Я искренне сочувствую послу Кагеты. Еще месяц назад доблестный казарон гордился несокрушимым здоровьем. После прискорбного случая с верительными грамотами несчастный слег и не покидает своей резиденции, но погубивший репутацию блистательного Бурраза шутник по сравнению с Алвой не более чем дитя. Я бы не советовал подвергать кэналлийца суду. Поверьте старому дипломату, слухи о хёксбергских победах Ворона безопасней его самого.
— Герцог Алва предстанет перед судом, — рука Альдо легла на эфес, — и он ответит за все свои преступления по законам Эрнани Святого.

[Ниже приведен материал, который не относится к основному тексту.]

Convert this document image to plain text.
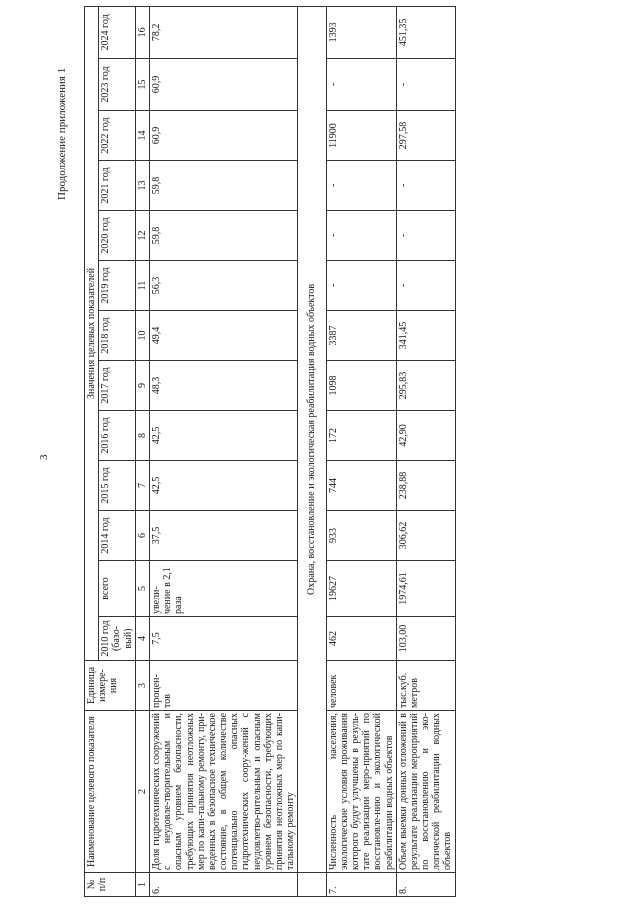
3
Продолжение приложения 1
№ п/п	Наименование целевого показателя	Единица измере-ния	Значения целевых показателей												
			2010 год (базо-вый)	всего	2014 год	2015 год	2016 год	2017 год	2018 год	2019 год	2020 год	2021 год	2022 год	2023 год	2024 год
1	2	3	4	5	6	7	8	9	10	11	12	13	14	15	16
6.	Доля гидротехнических сооружений с неудовле-творительным и опасным уровнем безопасности, требующих принятия неотложных мер по капи-тальному ремонту, при-веденных в безопасное техническое состояние, в общем количестве потенциально опасных гидротехнических соору-жений с неудовлетво-рительным и опасным уровнем безопасности, требующих принятия неотложных мер по капи-тальному ремонту	процен-тов	7,5	увели-чение в 2,1 раза	37,5	42,5	42,5	48,3	49,4	56,3	59,8	59,8	60,9	60,9	78,2
	Охрана, восстановление и экологическая реабилитация водных объектов														
7.	Численность населения, экологические условия проживания которого будут улучшены в резуль-тате реализации меро-приятий по восстановле-нию и экологической реабилитации водных объектов	человек	462	19627	933	744	172	1098	3387	-	-	-	11900	-	1393
8.	Объем выемки донных отложений в результате реализации мероприятий по восстановлению и эко-логической реабилитации водных объектов	тыс.куб. метров	103,00	1974,61	306,62	238,88	42,90	295,83	341,45	-	-	-	297,58	-	451,35
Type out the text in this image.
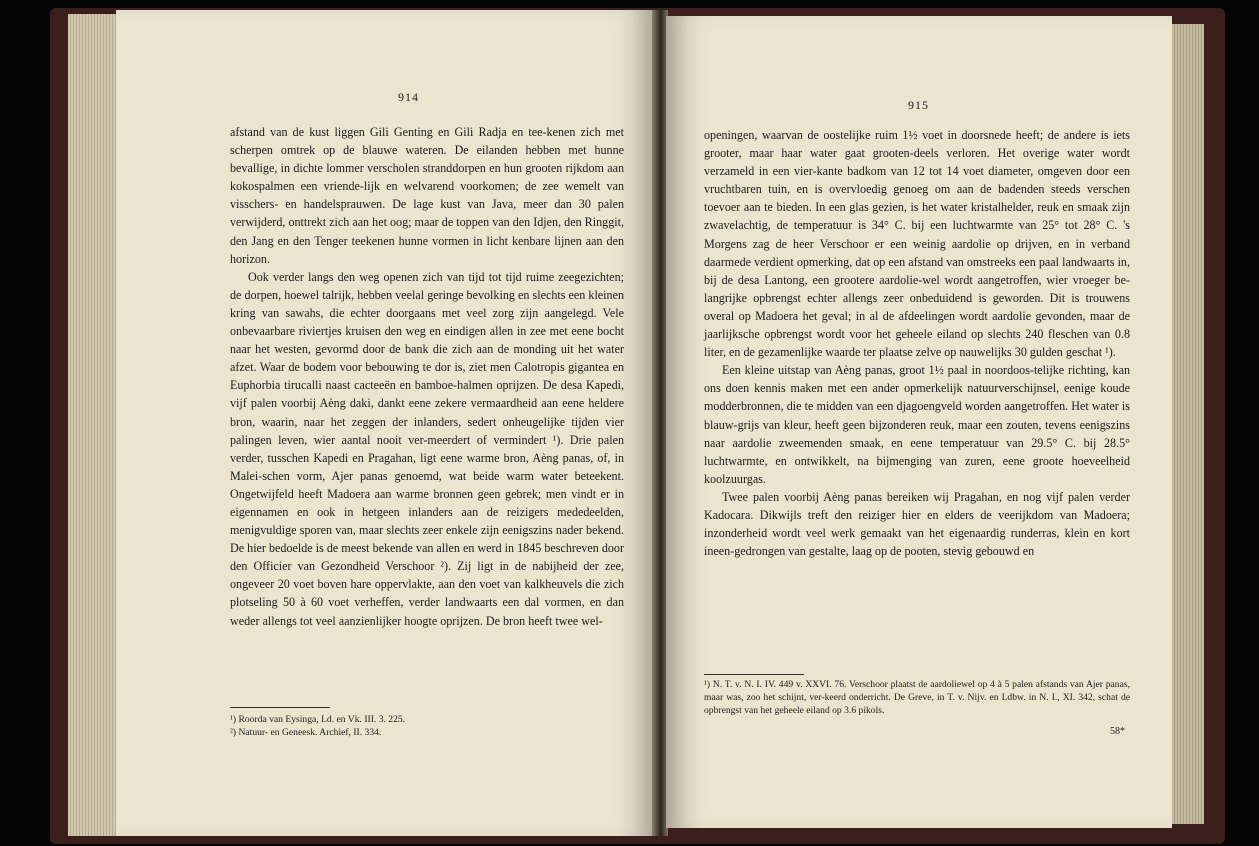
914

afstand van de kust liggen Gili Genting en Gili Radja en tee-kenen zich met scherpen omtrek op de blauwe wateren. De eilanden hebben met hunne bevallige, in dichte lommer verscholen stranddorpen en hun grooten rijkdom aan kokospalmen een vriende-lijk en welvarend voorkomen; de zee wemelt van visschers- en handelsprauwen. De lage kust van Java, meer dan 30 palen verwijderd, onttrekt zich aan het oog; maar de toppen van den Idjen, den Ringgit, den Jang en den Tenger teekenen hunne vormen in licht kenbare lijnen aan den horizon.

Ook verder langs den weg openen zich van tijd tot tijd ruime zeegezichten; de dorpen, hoewel talrijk, hebben veelal geringe bevolking en slechts een kleinen kring van sawahs, die echter doorgaans met veel zorg zijn aangelegd. Vele onbevaarbare riviertjes kruisen den weg en eindigen allen in zee met eene bocht naar het westen, gevormd door de bank die zich aan de monding uit het water afzet. Waar de bodem voor bebouwing te dor is, ziet men Calotropis gigantea en Euphorbia tirucalli naast cacteeën en bamboe-halmen oprijzen. De desa Kapedi, vijf palen voorbij Aèng daki, dankt eene zekere vermaardheid aan eene heldere bron, waarin, naar het zeggen der inlanders, sedert onheugelijke tijden vier palingen leven, wier aantal nooit ver-meerdert of vermindert ¹). Drie palen verder, tusschen Kapedi en Pragahan, ligt eene warme bron, Aèng panas, of, in Malei-schen vorm, Ajer panas genoemd, wat beide warm water beteekent. Ongetwijfeld heeft Madoera aan warme bronnen geen gebrek; men vindt er in eigennamen en ook in hetgeen inlanders aan de reizigers mededeelden, menigvuldige sporen van, maar slechts zeer enkele zijn eenigszins nader bekend. De hier bedoelde is de meest bekende van allen en werd in 1845 beschreven door den Officier van Gezondheid Verschoor ²). Zij ligt in de nabijheid der zee, ongeveer 20 voet boven hare oppervlakte, aan den voet van kalkheuvels die zich plotseling 50 à 60 voet verheffen, verder landwaarts een dal vormen, en dan weder allengs tot veel aanzienlijker hoogte oprijzen. De bron heeft twee wel-

¹) Roorda van Eysinga, Ld. en Vk. III. 3. 225.

²) Natuur- en Geneesk. Archief, II. 334.

915

openingen, waarvan de oostelijke ruim 1½ voet in doorsnede heeft; de andere is iets grooter, maar haar water gaat grooten-deels verloren. Het overige water wordt verzameld in een vier-kante badkom van 12 tot 14 voet diameter, omgeven door een vruchtbaren tuin, en is overvloedig genoeg om aan de badenden steeds verschen toevoer aan te bieden. In een glas gezien, is het water kristalhelder, reuk en smaak zijn zwavelachtig, de temperatuur is 34° C. bij een luchtwarmte van 25° tot 28° C. 's Morgens zag de heer Verschoor er een weinig aardolie op drijven, en in verband daarmede verdient opmerking, dat op een afstand van omstreeks een paal landwaarts in, bij de desa Lantong, een grootere aardolie-wel wordt aangetroffen, wier vroeger be-langrijke opbrengst echter allengs zeer onbeduidend is geworden. Dit is trouwens overal op Madoera het geval; in al de afdeelingen wordt aardolie gevonden, maar de jaarlijksche opbrengst wordt voor het geheele eiland op slechts 240 fleschen van 0.8 liter, en de gezamenlijke waarde ter plaatse zelve op nauwelijks 30 gulden geschat ¹).

Een kleine uitstap van Aèng panas, groot 1½ paal in noordoos-telijke richting, kan ons doen kennis maken met een ander opmerkelijk natuurverschijnsel, eenige koude modderbronnen, die te midden van een djagoengveld worden aangetroffen. Het water is blauw-grijs van kleur, heeft geen bijzonderen reuk, maar een zouten, tevens eenigszins naar aardolie zweemenden smaak, en eene temperatuur van 29.5° C. bij 28.5° luchtwarmte, en ontwikkelt, na bijmenging van zuren, eene groote hoeveelheid koolzuurgas.

Twee palen voorbij Aèng panas bereiken wij Pragahan, en nog vijf palen verder Kadocara. Dikwijls treft den reiziger hier en elders de veerijkdom van Madoera; inzonderheid wordt veel werk gemaakt van het eigenaardig runderras, klein en kort ineen-gedrongen van gestalte, laag op de pooten, stevig gebouwd en

¹) N. T. v. N. I. IV. 449 v. XXVI. 76. Verschoor plaatst de aardoliewel op 4 à 5 palen afstands van Ajer panas, maar was, zoo het schijnt, ver-keerd onderricht. De Greve, in T. v. Nijv. en Ldbw. in N. I., XI. 342, schat de opbrengst van het geheele eiland op 3.6 pikols.

58*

Глава 5. РАКАНА (Б. ОЛЛАРИЯ)
400 год К. С. Ночь с 9-го на 10-й день Зимних Скал
1
Солдат притащил ужин, Эпинэ лениво ковырнул наперченную свинину и устыдился того, что не голоден. Хлеб дорожал не по дням, а по часам, что до приличного вина, то оно уверенно становилось редкостью. Скоро придется грабить окрестные деревни, хотя их и так грабят. До весны «Великая Талигойя» сожрет себя самое, а дальше что? А ничего, со всем нужно покончить раньше.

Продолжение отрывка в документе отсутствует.